We are told we are equal, and we must fight to stop discrimination and to pretend that we are not all different.
I actually find ‘difference spotting’ a difficulty until I am reminded of my own differences. Unfortunately I am reminded all too often.
When events are organised to highlight the achievements of just one particular ethnic group, I am reminded that I am different and am ‘outside’ (or ‘inside’) a label, and so am different, to be treated differently.
Were it not for the way I am constantly reminded of ‘differences’ I’d just get on with the ’sameness’ and common ground I have with the others I live and work with.
Sadly, or even ashamedly, I am English White. I can’t help being English White, but apparently it’s something the thought police say I should apologise for. Actually, they don’t like the ‘English‘ bit of English White, but insist ‘English‘ is replaced by ‘British‘. Ideally they want me to define myself as ‘European‘. I’m not. I’m English White.
To celebrate my own cultural heritage, individuality and diversity would be labelled an act of racism, whilst it is encouraged as a right in other ethnic groups (We’ve got Black History Month every October, but no sign of a White History Month, and there are always events for ‘Blacks’ happening in most metropolitan areas, but none earmarked as for ‘Whites’. When I question this I am barked at and told that every other event ever is for ‘Whites’.).
I find this confusing and it results in reminding me that I am different and have no rights to be treated equally or as if I am the same, despite the fact that in everyday life I enjoy the ’sameness’ (however that’s measured) that binds me to my friends regardless of our ethnic groups and diversity of origin and custom.

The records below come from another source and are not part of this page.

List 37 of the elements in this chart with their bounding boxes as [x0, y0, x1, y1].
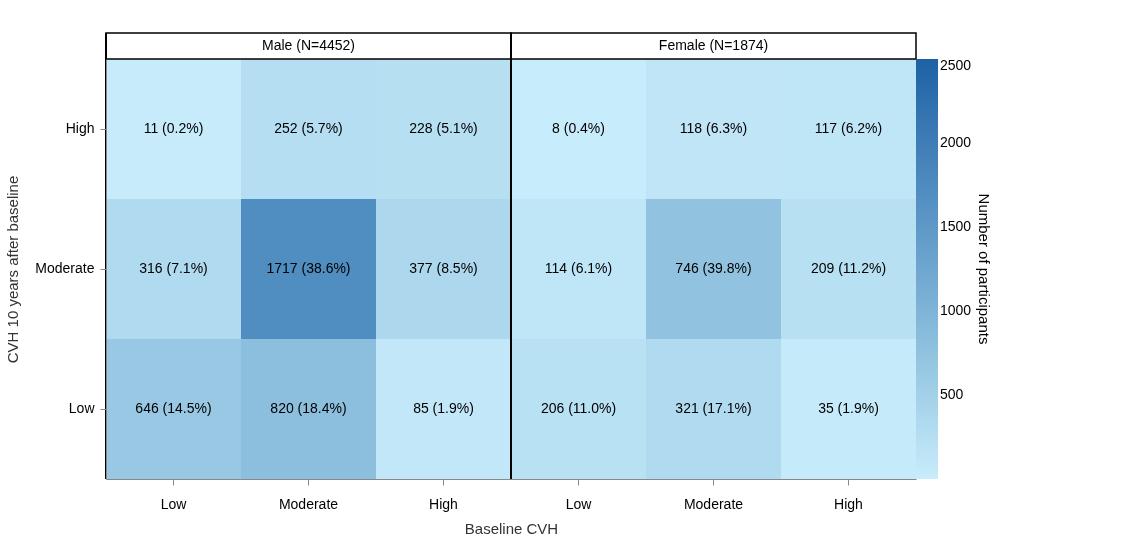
- x-tick-label: Moderate: [683, 495, 744, 512]
- data-label: 820 (18.4%): [270, 400, 347, 416]
- text: Male (N=4452): [262, 37, 355, 53]
- data-label: 114 (6.1%): [544, 260, 613, 276]
- data-label: 35 (1.9%): [818, 400, 879, 416]
- y-axis-title: CVH 10 years after baseline: [4, 175, 22, 364]
- data-label: 316 (7.1%): [139, 260, 208, 276]
- x-tick-label: Low: [160, 495, 188, 512]
- x-tick-label: High: [429, 495, 458, 512]
- data-label: 117 (6.2%): [814, 120, 883, 136]
- data-label: 252 (5.7%): [274, 120, 343, 136]
- data-label: 8 (0.4%): [552, 120, 605, 136]
- data-label: 206 (11.0%): [540, 400, 617, 416]
- data-label: 85 (1.9%): [413, 400, 474, 416]
- color-bar-label: 2500: [940, 57, 972, 73]
- x-tick-label: Low: [565, 495, 593, 512]
- data-label: 321 (17.1%): [675, 400, 752, 416]
- color-bar-label: 500: [940, 386, 964, 402]
- y-tick-label: Moderate: [35, 260, 95, 276]
- y-tick-label: Low: [68, 400, 96, 416]
- color-bar-label: 2000: [940, 134, 972, 150]
- y-tick-label: High: [65, 120, 95, 136]
- color-bar-title: Number of participants: [976, 193, 993, 345]
- data-label: 118 (6.3%): [679, 120, 748, 136]
- data-label: 209 (11.2%): [810, 260, 887, 276]
- data-label: 1717 (38.6%): [266, 260, 351, 276]
- x-axis-title: Baseline CVH: [464, 519, 559, 537]
- text: Female (N=1874): [658, 37, 769, 53]
- x-tick-label: High: [834, 495, 863, 512]
- data-label: 228 (5.1%): [409, 120, 478, 136]
- data-label: 11 (0.2%): [143, 120, 204, 136]
- data-label: 746 (39.8%): [675, 260, 752, 276]
- data-label: 377 (8.5%): [409, 260, 478, 276]
- data-label: 646 (14.5%): [135, 400, 212, 416]
- x-tick-label: Moderate: [278, 495, 339, 512]
- color-bar-label: 1500: [940, 218, 972, 234]
- color-bar-label: 1000: [940, 302, 972, 318]
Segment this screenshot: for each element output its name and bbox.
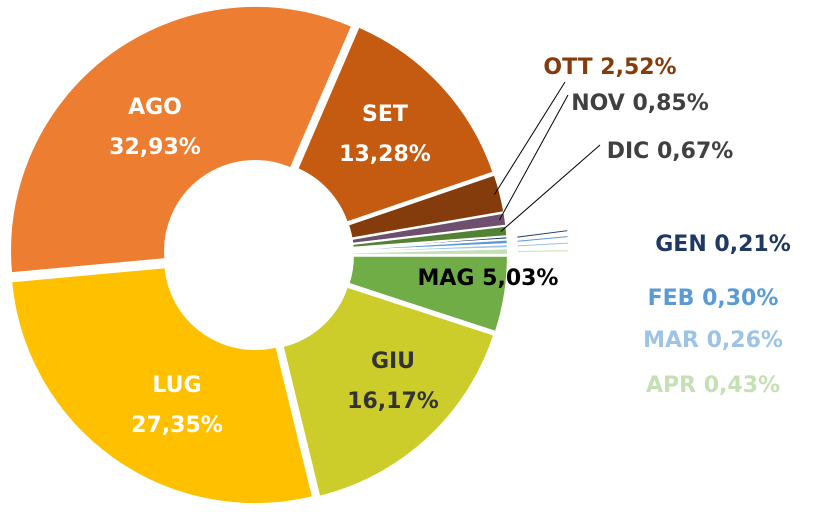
slice-value-label: 32,93% xyxy=(109,135,201,160)
slice-label: OTT 2,52% xyxy=(543,55,676,80)
slice-label: FEB 0,30% xyxy=(648,286,779,311)
donut-slice xyxy=(295,25,495,224)
slice-category-label: DIC xyxy=(607,139,650,164)
slice-category-label: OTT xyxy=(543,55,592,80)
slice-label: NOV 0,85% xyxy=(571,91,709,116)
slice-category-label: APR xyxy=(646,373,696,398)
slice-label: APR 0,43% xyxy=(646,373,780,398)
leader-line xyxy=(517,250,568,252)
slice-category-label: AGO xyxy=(128,95,182,120)
slice-value-label: 0,67% xyxy=(657,139,733,164)
slice-category-label: LUG xyxy=(152,373,201,398)
donut-slice xyxy=(9,4,354,275)
slice-category-label: SET xyxy=(362,102,408,127)
slice-value-label: 2,52% xyxy=(600,55,676,80)
slice-value-label: 0,30% xyxy=(702,286,778,311)
leader-line xyxy=(517,236,568,242)
slice-category-label: MAG xyxy=(418,266,475,291)
donut-slice xyxy=(281,285,496,498)
slice-value-label: 0,43% xyxy=(704,373,780,398)
slice-category-label: NOV xyxy=(571,91,625,116)
donut-slice xyxy=(10,266,315,506)
leader-line xyxy=(493,81,566,195)
leader-line xyxy=(500,144,601,232)
slice-category-label: GEN xyxy=(655,232,707,257)
slice-label: GEN 0,21% xyxy=(655,232,791,257)
slice-value-label: 5,03% xyxy=(482,266,558,291)
slice-value-label: 0,26% xyxy=(707,328,783,353)
slice-category-label: FEB xyxy=(648,286,695,311)
slice-value-label: 0,85% xyxy=(632,91,708,116)
leader-line xyxy=(499,94,569,221)
slice-category-label: MAR xyxy=(643,328,699,353)
slice-value-label: 0,21% xyxy=(714,232,790,257)
donut-slice xyxy=(347,254,509,334)
slice-label: MAR 0,26% xyxy=(643,328,783,353)
slice-label: MAG 5,03% xyxy=(418,266,559,291)
slice-category-label: GIU xyxy=(371,349,415,374)
donut-slice xyxy=(351,224,509,249)
slice-label: DIC 0,67% xyxy=(607,139,734,164)
leader-line xyxy=(517,230,568,238)
leader-line xyxy=(517,242,568,247)
slice-value-label: 13,28% xyxy=(339,142,431,167)
slice-value-label: 16,17% xyxy=(347,389,439,414)
slice-value-label: 27,35% xyxy=(131,413,223,438)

About a decade ago, going to certain shows at the Hackney Empire where White people had to pay more than people from other ethnic groups for their tickets, I was reminded that I was different. A guy I went with who earns nearly twice as much as me, but is Black, got in for a lot cheaper than me because I was White. So, that reminded me we were different, despite the fact we are great friends. He felt quite embarrassed about Hackney Council’s kind reminder that I was different to him and was outraged at what he saw as an apartheid system in operation. Up to that point we’d been oblivious to each other’s differences and had been celebrating our sameness and our common ground of interest in the production we were going to watch.
When they deliver the Asian-only telephone directory or the Black-only telephone directory, with their explicit instructions that when you want a plumber you can use the telephone directory to find ‘one of your own kind’, I am reminded that I am different. I never get delivered a White-only telephone directory, and even if I did I’m not quite sure that when I’m looking for a plumber I want ‘one of my own kind’. I’d rather have one of the ‘reliable and knows what he/she’s doing’ kind! I don’t care about their ethnic difference or sameness to me, and I certainly don’t want to give people my business just because of their ethnic origin. Yet, apparently, others do, so that reminds me that I am different.
When I rang the local council about needing extra rubbish collected, they had to note down my ethnic origin or they wouldn’t respond. Now, I’ve no idea if that meant that I’d get ‘my own kind’ collecting the rubbish, or if it meant that I’d get a faster or a slower response based on my answer, but I do know that once again it reminded me that I am different.
I am told that if I hold up the flag of the country I was born in, live and work in, I am racist. And yet the family of Amir Khan, the talented British-Asian boxer living in the UK and representing the UK around the world, wave Pakistani flags at his events, rather than the British flag (the flag of the country he lives in and represents) and this is not racist. So, again I’m reminded that I am different. Indeed, to call me a ‘Brit’ as a shortened part of ‘British’ is fine. To call somebody a ‘Paki’ as an equally valid shortened form of ‘Pakistani’ is not fine. Different rules, so again I am reminded that I am different.
Those who live in the country of Scotland, those who live in the country of Wales, they have their own ‘governments’. When I as an English White man ask for a government for England, usually folks start on about there being no such thing as an English White person, and they deconstruct my cultural heritage and tell me I’m a cross breed, a mongrel, rattling on about Saxons and Normans. It doesn’t matter that the Scottish or the Welsh are equally cross-breeds, they are allowed their own government and their own radio stations whilst I’m not. Once again I’m reminded I’m different.
As an English White man I am different, yes, but, please, I just want to be treated the same as everybody else.